Additionally, while Barclays will continue to provide general corporate financing for existing corporate clients that own and operate existing coal-fired power stations, the bank will review each of these arrangements on a case-by-case basis and, in instances where a company generates over 50% of its power from coal, Barclays will “engage with the client to understand its plans for transitioning to a lower carbon energy mix over the medium term.” Specifically, Barclays “expect such companies to manage environmental impacts in line with national, regulatory, requirements; use the best available technology appropriate to and available at the site location and demonstrate how the continued operation of such power stations aligns with host country NDCs.”
Finally, “Barclays will continue to reduce credit exposure to clients that derive the majority of their revenue from thermal coal mining and power generation clients where more than 50% of their power generation mix is coal-fired.” Barclays’ aim is to reduce its lending exposure over the medium term “as thermal coal declines in proportion to other power generation fuel sources globally.” However, as Barclays goes on to say, “If a client is involved in both thermal coal mining and power generation, the combined revenue of both activities would be considered and if it constituted the majority of total revenue, it would fall into this category.”
There are those who disagree with the decisions of banks and investment institutions that fail to cut-and-run from any and all coal mining and power generation — and, as I have said in the past, it’s a valid strategy and complaint.

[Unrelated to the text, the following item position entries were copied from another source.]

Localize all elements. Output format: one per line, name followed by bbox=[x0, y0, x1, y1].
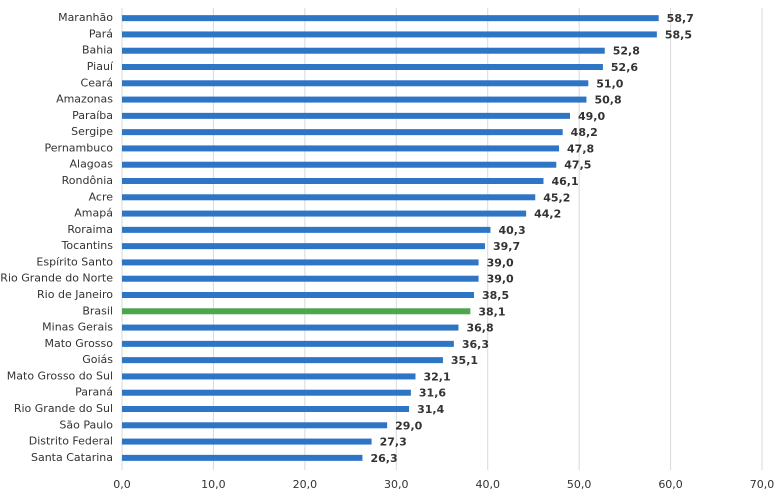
y-tick-label: Pará bbox=[89, 27, 113, 40]
y-tick-label: Sergipe bbox=[71, 125, 113, 138]
y-tick-label: Maranhão bbox=[58, 11, 113, 24]
y-tick-label: Mato Grosso do Sul bbox=[7, 369, 113, 382]
bar bbox=[122, 15, 659, 22]
y-tick-label: Amapá bbox=[74, 207, 113, 220]
y-tick-label: Mato Grosso bbox=[45, 337, 114, 350]
value-label: 58,7 bbox=[667, 12, 694, 25]
y-tick-label: São Paulo bbox=[59, 418, 113, 431]
x-tick-label: 20,0 bbox=[293, 478, 318, 491]
y-tick-label: Rio de Janeiro bbox=[37, 288, 113, 301]
x-tick-label: 50,0 bbox=[567, 478, 592, 491]
value-label: 58,5 bbox=[665, 28, 692, 41]
value-label: 39,0 bbox=[487, 273, 514, 286]
x-tick-label: 70,0 bbox=[750, 478, 775, 491]
value-label: 35,1 bbox=[451, 354, 478, 367]
bar bbox=[122, 438, 372, 445]
y-tick-label: Piauí bbox=[87, 60, 114, 73]
y-tick-label: Brasil bbox=[82, 304, 113, 317]
bar bbox=[122, 178, 544, 184]
bar bbox=[122, 194, 536, 201]
y-tick-label: Espírito Santo bbox=[36, 255, 113, 268]
bar bbox=[122, 145, 560, 152]
y-tick-label: Minas Gerais bbox=[42, 321, 113, 334]
value-label: 39,0 bbox=[487, 256, 514, 269]
y-tick-label: Alagoas bbox=[69, 158, 113, 171]
y-tick-label: Ceará bbox=[81, 76, 113, 89]
bar bbox=[122, 112, 570, 119]
bar bbox=[122, 47, 605, 54]
value-label: 48,2 bbox=[571, 126, 598, 139]
bar bbox=[122, 406, 410, 412]
value-label: 36,8 bbox=[466, 322, 493, 335]
bar bbox=[122, 96, 587, 103]
value-label: 38,1 bbox=[478, 305, 505, 318]
value-label: 47,5 bbox=[564, 159, 591, 172]
value-label: 27,3 bbox=[380, 436, 407, 449]
y-tick-label: Paraná bbox=[75, 386, 113, 399]
bar bbox=[122, 129, 563, 136]
value-label: 52,8 bbox=[613, 45, 640, 58]
value-label: 44,2 bbox=[534, 208, 561, 221]
value-label: 51,0 bbox=[596, 77, 623, 90]
value-label: 49,0 bbox=[578, 110, 605, 123]
bar bbox=[122, 226, 491, 233]
y-tick-label: Roraima bbox=[67, 223, 113, 236]
bar bbox=[122, 324, 459, 331]
value-label: 26,3 bbox=[370, 452, 397, 465]
bar bbox=[122, 31, 657, 38]
value-label: 47,8 bbox=[567, 142, 594, 155]
y-tick-label: Acre bbox=[89, 190, 114, 203]
bar bbox=[122, 275, 479, 282]
bar bbox=[122, 373, 416, 380]
y-tick-label: Paraíba bbox=[72, 109, 113, 122]
y-tick-label: Bahia bbox=[82, 44, 113, 57]
x-tick-label: 10,0 bbox=[201, 478, 226, 491]
bar bbox=[122, 389, 411, 396]
y-tick-label: Distrito Federal bbox=[29, 435, 113, 448]
value-label: 29,0 bbox=[395, 419, 422, 432]
bar bbox=[122, 210, 527, 217]
y-tick-label: Rio Grande do Norte bbox=[0, 272, 113, 285]
value-label: 40,3 bbox=[498, 224, 525, 237]
bar bbox=[122, 308, 471, 315]
y-tick-label: Amazonas bbox=[56, 93, 113, 106]
y-tick-label: Santa Catarina bbox=[31, 451, 113, 464]
y-tick-label: Tocantins bbox=[61, 239, 114, 252]
value-label: 32,1 bbox=[423, 370, 450, 383]
x-tick-label: 30,0 bbox=[384, 478, 409, 491]
y-tick-label: Goiás bbox=[82, 353, 113, 366]
bar bbox=[122, 357, 443, 364]
bar bbox=[122, 422, 388, 429]
x-tick-label: 40,0 bbox=[475, 478, 500, 491]
value-label: 31,6 bbox=[419, 387, 446, 400]
value-label: 45,2 bbox=[543, 191, 570, 204]
x-tick-label: 0,0 bbox=[113, 478, 131, 491]
value-label: 52,6 bbox=[611, 61, 638, 74]
bar bbox=[122, 80, 589, 87]
value-label: 36,3 bbox=[462, 338, 489, 351]
bar bbox=[122, 340, 454, 347]
value-label: 38,5 bbox=[482, 289, 509, 302]
bar bbox=[122, 64, 603, 70]
y-tick-label: Rio Grande do Sul bbox=[14, 402, 113, 415]
bar bbox=[122, 259, 479, 266]
value-label: 50,8 bbox=[594, 94, 621, 107]
y-tick-label: Pernambuco bbox=[45, 141, 114, 154]
value-label: 46,1 bbox=[551, 175, 578, 188]
bar bbox=[122, 292, 474, 298]
y-tick-label: Rondônia bbox=[62, 174, 113, 187]
value-label: 39,7 bbox=[493, 240, 520, 253]
bar bbox=[122, 454, 363, 461]
value-label: 31,4 bbox=[417, 403, 444, 416]
bar bbox=[122, 243, 485, 250]
bar bbox=[122, 161, 557, 168]
x-tick-label: 60,0 bbox=[658, 478, 683, 491]
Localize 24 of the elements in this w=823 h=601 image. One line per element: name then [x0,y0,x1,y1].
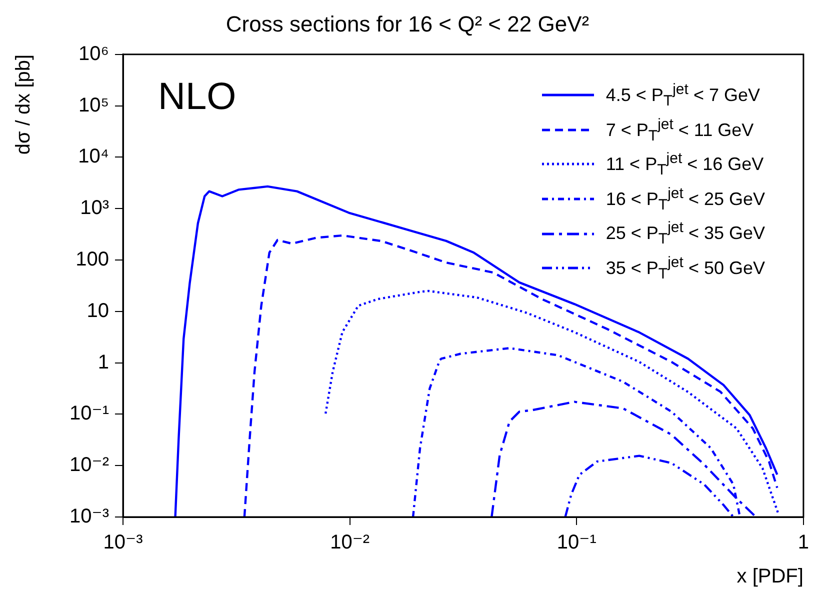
legend-label: 35 < P$_{T}$$^{jet}$ < 50 GeV [606,252,765,285]
y-tick-label: 10⁵ [78,94,109,116]
legend-label: 25 < P$_{T}$$^{jet}$ < 35 GeV [606,218,765,250]
y-tick-label: 10³ [80,197,110,220]
annotation: NLO [158,76,236,119]
y-axis-title: dσ / dx [pb] [12,54,35,155]
chart-title: Cross sections for 16 < Q² < 22 GeV² [226,11,590,36]
y-tick-label: 100 [76,248,109,271]
x-axis-title: x [PDF] [736,566,804,588]
x-tick-label: 1 [798,532,809,554]
legend-label: 4.5 < P$_{T}$$^{jet}$ < 7 GeV [606,80,760,112]
legend-label: 11 < P$_{T}$$^{jet}$ < 16 GeV [606,149,764,181]
y-tick-label: 10⁶ [78,42,109,65]
y-tick-label: 1 [98,351,109,374]
legend-label: 7 < P$_{T}$$^{jet}$ < 11 GeV [606,114,754,146]
y-tick-label: 10⁻¹ [70,402,110,425]
y-tick-label: 10⁴ [78,146,109,168]
x-tick-label: 10⁻¹ [556,532,597,554]
y-tick-label: 10⁻² [70,454,110,476]
x-tick-label: 10⁻² [330,532,370,554]
y-tick-label: 10 [86,300,109,322]
y-tick-label: 10⁻³ [70,506,110,528]
x-tick-label: 10⁻³ [103,532,144,554]
legend-label: 16 < P$_{T}$$^{jet}$ < 25 GeV [606,184,765,216]
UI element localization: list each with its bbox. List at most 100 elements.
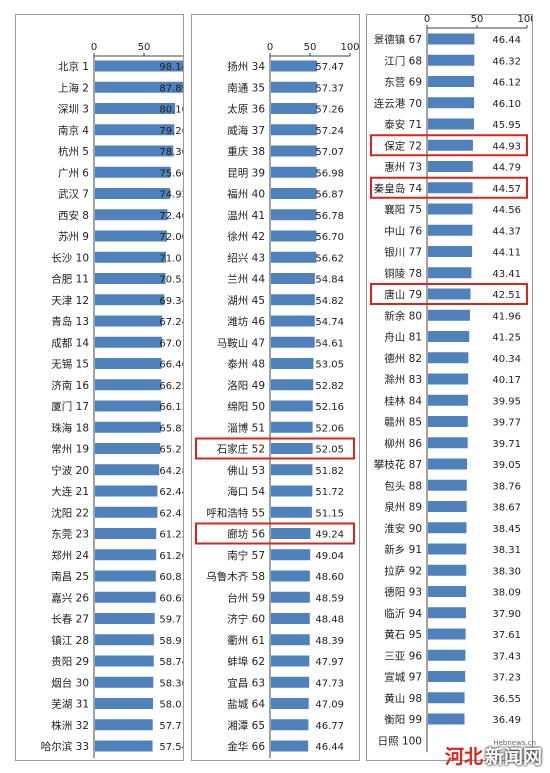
category-label: 宁波 20 [51, 464, 89, 477]
bar [95, 145, 174, 157]
category-label: 潍坊 46 [227, 315, 265, 328]
bar [428, 54, 475, 66]
bar [271, 358, 314, 369]
bar [428, 522, 467, 534]
category-label: 武汉 7 [58, 188, 89, 201]
category-label: 烟台 30 [51, 676, 89, 689]
category-label: 镇江 28 [51, 634, 89, 647]
value-label: 36.49 [492, 715, 521, 726]
bar [95, 251, 167, 263]
category-label: 保定 72 [384, 139, 422, 152]
value-label: 37.90 [492, 609, 521, 620]
x-tick-label: 50 [471, 15, 484, 25]
value-label: 54.74 [315, 317, 344, 328]
category-label: 泰安 71 [384, 118, 422, 131]
value-label: 70.52 [159, 275, 183, 286]
category-label: 淄博 51 [227, 421, 265, 434]
value-label: 52.16 [315, 402, 344, 413]
category-label: 合肥 11 [51, 273, 89, 286]
category-label: 湖州 45 [227, 295, 265, 307]
category-label: 大连 21 [51, 485, 89, 498]
category-label: 扬州 34 [227, 60, 265, 73]
category-label: 马鞍山 47 [217, 336, 265, 349]
bar [271, 294, 315, 306]
value-label: 57.24 [315, 126, 344, 137]
bar [271, 315, 315, 327]
value-label: 52.82 [315, 381, 344, 392]
value-label: 46.32 [492, 56, 521, 67]
bar [428, 139, 473, 151]
category-label: 贵阳 29 [51, 655, 89, 668]
category-label: 成都 14 [51, 337, 89, 349]
bar [95, 676, 154, 688]
bar [428, 352, 469, 364]
value-label: 48.59 [315, 593, 344, 604]
bar [95, 400, 162, 412]
category-label: 淮安 90 [384, 522, 422, 535]
category-label: 徐州 42 [227, 230, 265, 243]
value-label: 47.73 [315, 678, 344, 689]
category-label: 黄石 95 [384, 628, 422, 641]
category-label: 衡阳 99 [384, 714, 422, 726]
category-label: 长沙 10 [51, 252, 89, 264]
value-label: 51.15 [315, 508, 344, 519]
value-label: 62.43 [159, 508, 183, 519]
bar-chart-3: 0 50 100 景德镇 67 46.44 江门 68 46.32 东营 69 46.12 连云港… [370, 15, 532, 753]
bar [271, 400, 313, 412]
bar [271, 421, 313, 433]
category-label: 苏州 9 [58, 230, 89, 243]
category-label: 南昌 25 [51, 570, 89, 583]
category-label: 襄阳 75 [384, 203, 422, 216]
value-label: 48.60 [315, 572, 344, 583]
category-label: 洛阳 49 [227, 379, 265, 392]
bar [95, 81, 183, 93]
value-label: 36.55 [492, 694, 521, 705]
bar [95, 60, 183, 72]
category-label: 沈阳 22 [51, 506, 89, 519]
watermark-url: Hebnews.cn [493, 739, 536, 747]
value-label: 37.23 [492, 673, 521, 684]
bar [95, 740, 153, 752]
bar [271, 251, 317, 263]
value-label: 66.13 [159, 402, 183, 413]
bar [271, 188, 317, 199]
bar [271, 103, 317, 114]
category-label: 柳州 86 [384, 437, 422, 450]
bar [271, 230, 317, 242]
value-label: 41.96 [492, 311, 521, 322]
value-label: 65.21 [159, 445, 183, 456]
category-label: 连云港 70 [374, 97, 422, 110]
value-label: 51.72 [315, 487, 344, 498]
category-label: 临沂 94 [384, 607, 422, 620]
category-label: 南宁 57 [227, 549, 265, 562]
category-label: 湘潭 65 [227, 719, 265, 732]
value-label: 67.24 [159, 317, 183, 328]
bar [271, 549, 311, 561]
bar [95, 528, 157, 539]
x-tick-label: 0 [91, 42, 97, 53]
bar [428, 458, 468, 470]
bar-chart-2: 0 50 100 扬州 34 57.47 南通 35 57.37 太原 36 57.26 威海 3… [195, 42, 359, 758]
category-label: 常州 19 [51, 443, 89, 456]
value-label: 56.87 [315, 190, 344, 201]
category-label: 拉萨 92 [384, 564, 422, 577]
value-label: 71.07 [159, 253, 183, 264]
value-label: 61.20 [159, 551, 183, 562]
category-label: 兰州 44 [227, 273, 265, 286]
value-label: 62.44 [159, 487, 183, 498]
value-label: 58.03 [159, 700, 183, 711]
bar [428, 97, 475, 109]
bar [428, 628, 466, 640]
category-label: 株洲 32 [51, 719, 89, 732]
bar [428, 182, 473, 194]
value-label: 39.05 [492, 460, 521, 471]
category-label: 江门 68 [384, 54, 422, 67]
category-label: 铜陵 78 [384, 268, 422, 280]
category-label: 济宁 60 [227, 613, 265, 626]
value-label: 56.70 [315, 232, 344, 243]
bar [95, 294, 165, 306]
value-label: 44.93 [492, 141, 521, 152]
category-label: 秦皇岛 74 [374, 182, 423, 195]
category-label: 西安 8 [58, 209, 89, 222]
bar [95, 315, 163, 327]
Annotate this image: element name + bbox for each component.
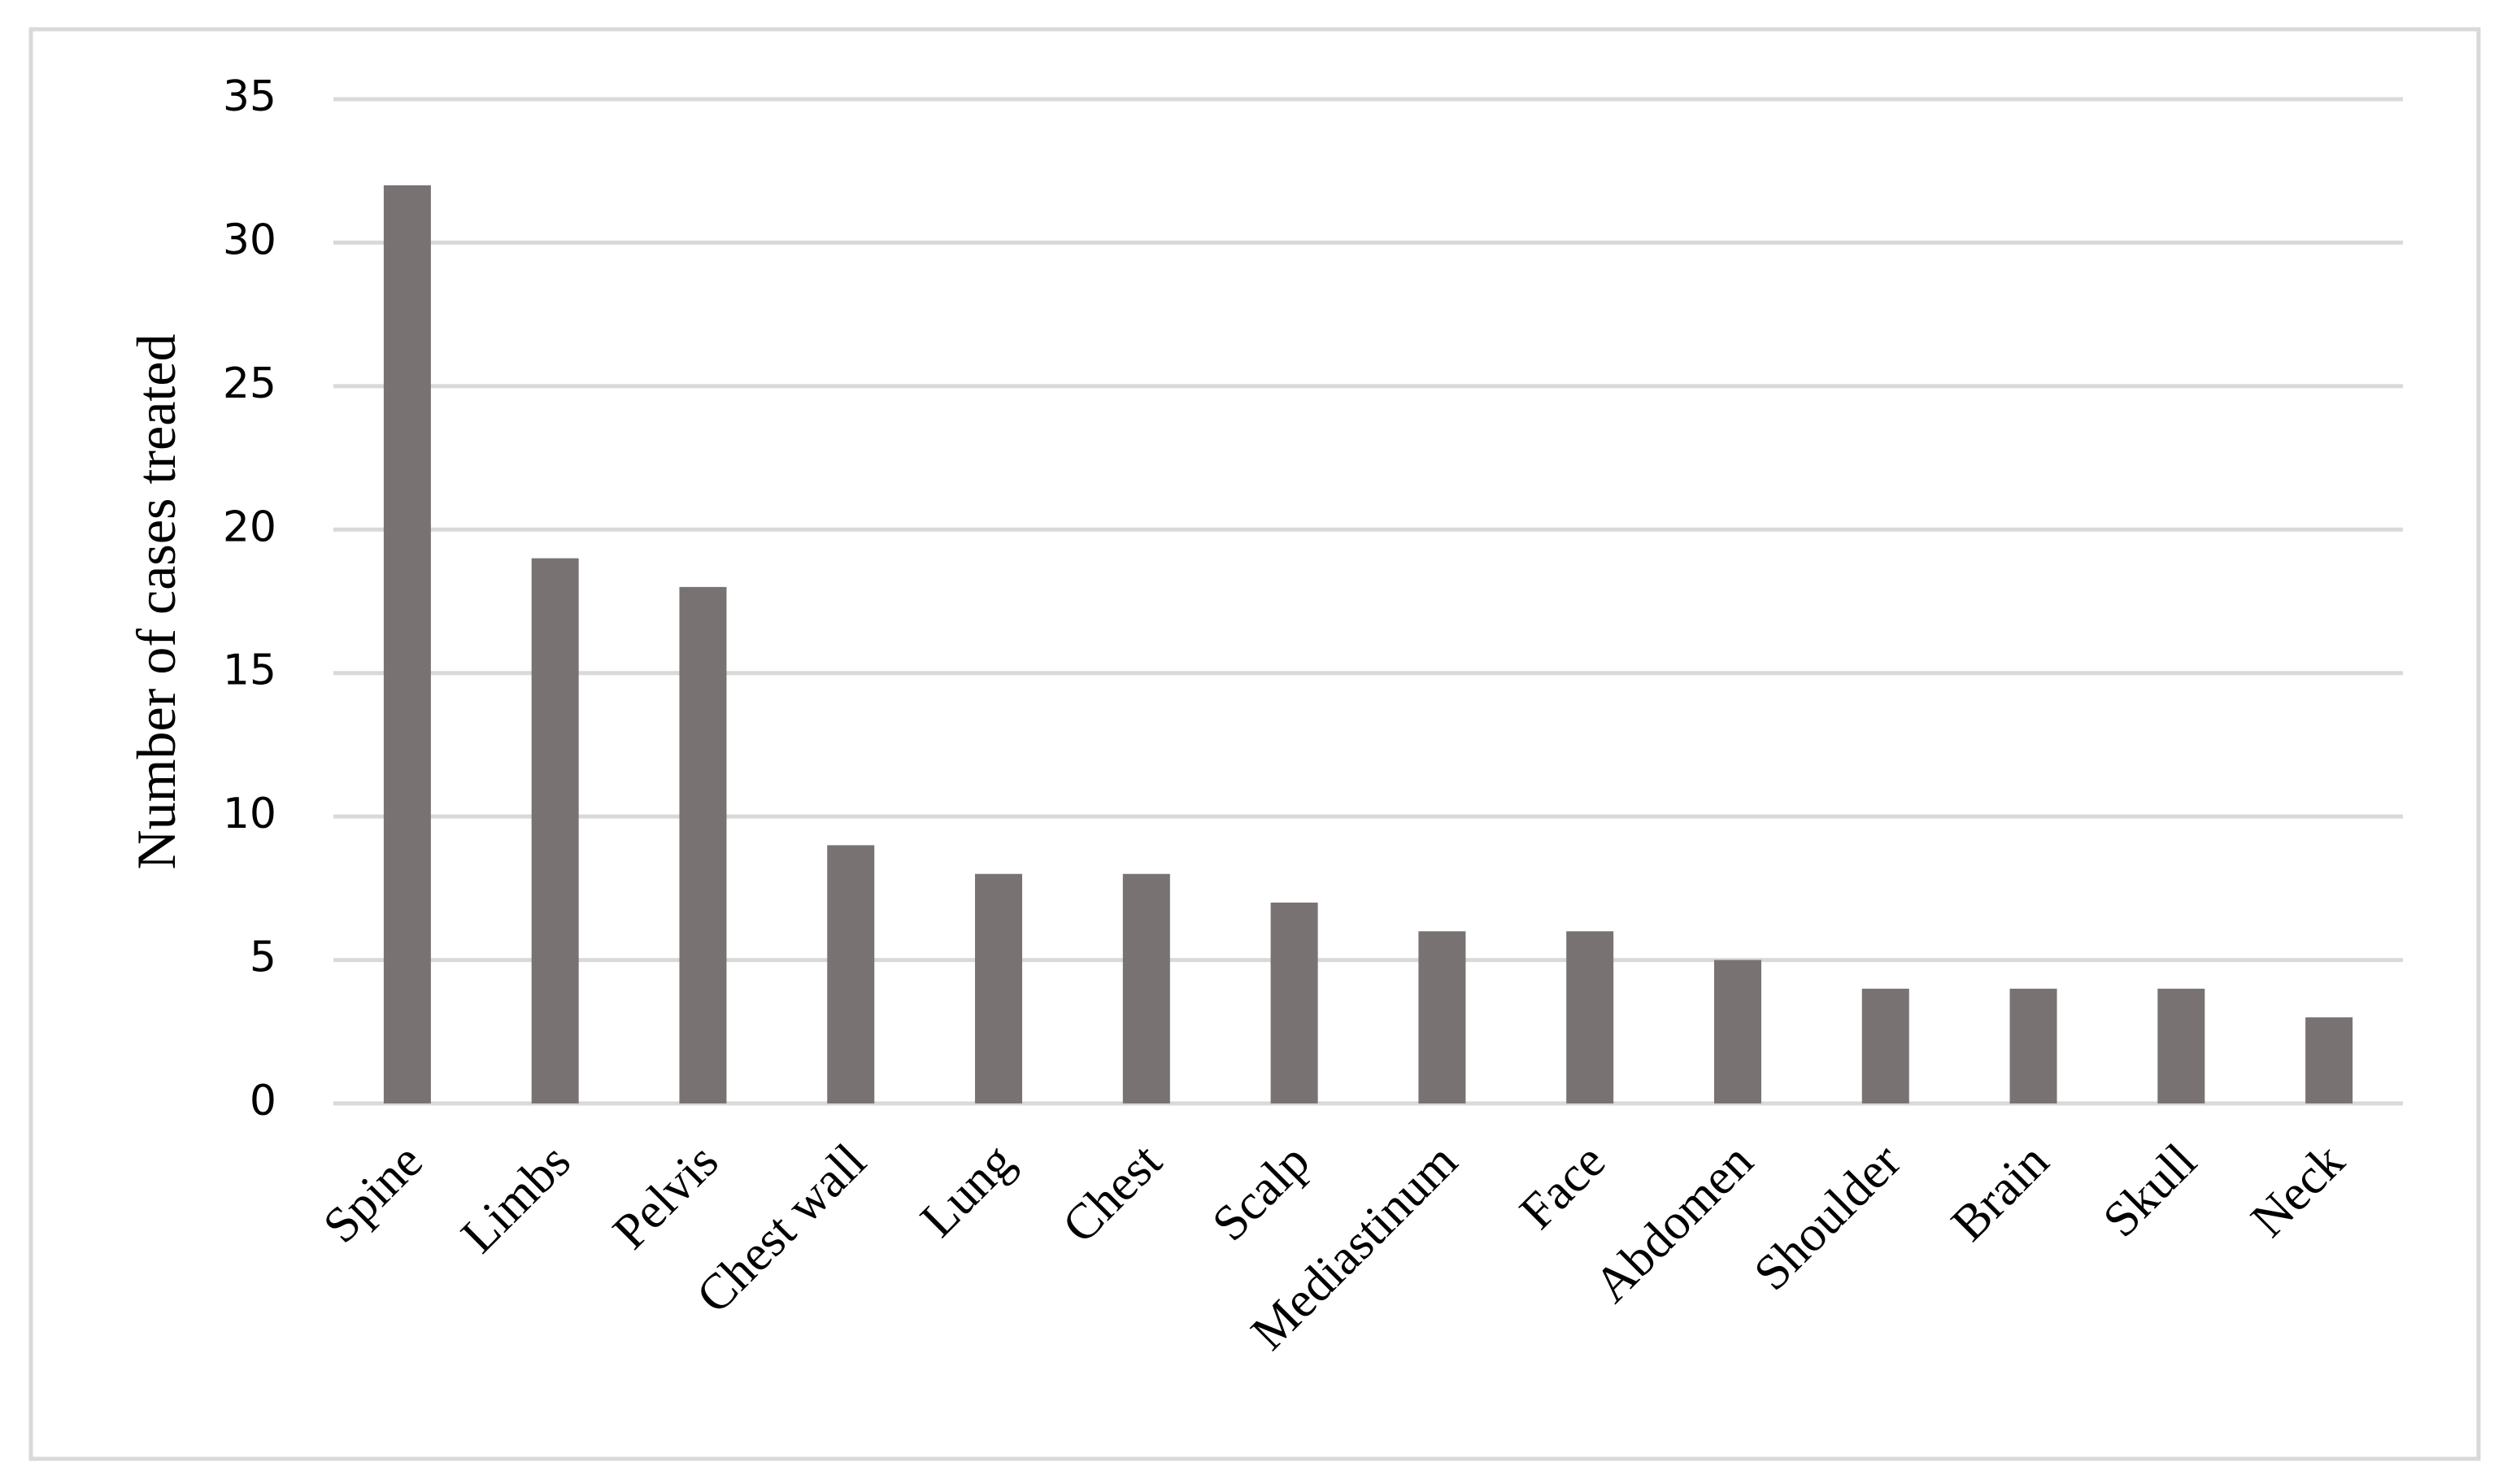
bar — [531, 558, 579, 1103]
bar — [2305, 1017, 2353, 1103]
y-tick-label: 0 — [250, 1077, 276, 1125]
bar — [1861, 988, 1909, 1103]
bar — [1566, 931, 1614, 1103]
bar — [1122, 873, 1170, 1103]
bar — [975, 873, 1023, 1103]
bar — [1713, 960, 1761, 1103]
bar — [1418, 931, 1466, 1103]
y-tick-label: 30 — [223, 215, 276, 264]
y-tick-label: 35 — [223, 72, 276, 121]
bar — [1270, 903, 1318, 1103]
y-axis-title: Number of cases treated — [125, 334, 187, 870]
y-tick-label: 10 — [223, 790, 276, 838]
bar — [383, 185, 431, 1103]
bar — [2157, 988, 2205, 1103]
bar — [679, 586, 727, 1103]
chart-frame — [28, 27, 2481, 1461]
y-tick-label: 25 — [223, 359, 276, 408]
bar — [2009, 988, 2057, 1103]
y-tick-label: 15 — [223, 646, 276, 695]
y-tick-label: 20 — [223, 503, 276, 551]
y-tick-label: 5 — [250, 933, 276, 982]
bar — [827, 845, 875, 1103]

However, as I have also said in the past there are two options at hand, and Barclays has taken an active hand in the second of these options.
“We believe that engagement with clients on their own transition to a low carbon economy is preferable to simply exiting relationships,” Vicky McAllister said via email. “Barclays would like to help finance this transition and explore commercial opportunities in the green finance space.”
Additionally, Barclays will be actively seeking to better its coal policy in the next few months. “We welcome feedback on our statement and consider this the first stage in a longer journey,” Vicky McAllister explained to me. “We aim to collate feedback from stakeholders and will incorporate this into a review of the Statement over the coming months.”
Barclays has been working hard of late to modify its green offerings and policies, supported by its Green Product Framework which was developed in partnership with Sustainalytics, a leading environmental social governance (ESG) research and ratings company. Barclays has also launched a first-to-market green mortgage product and was the UK’s first bank to issue its own green bond.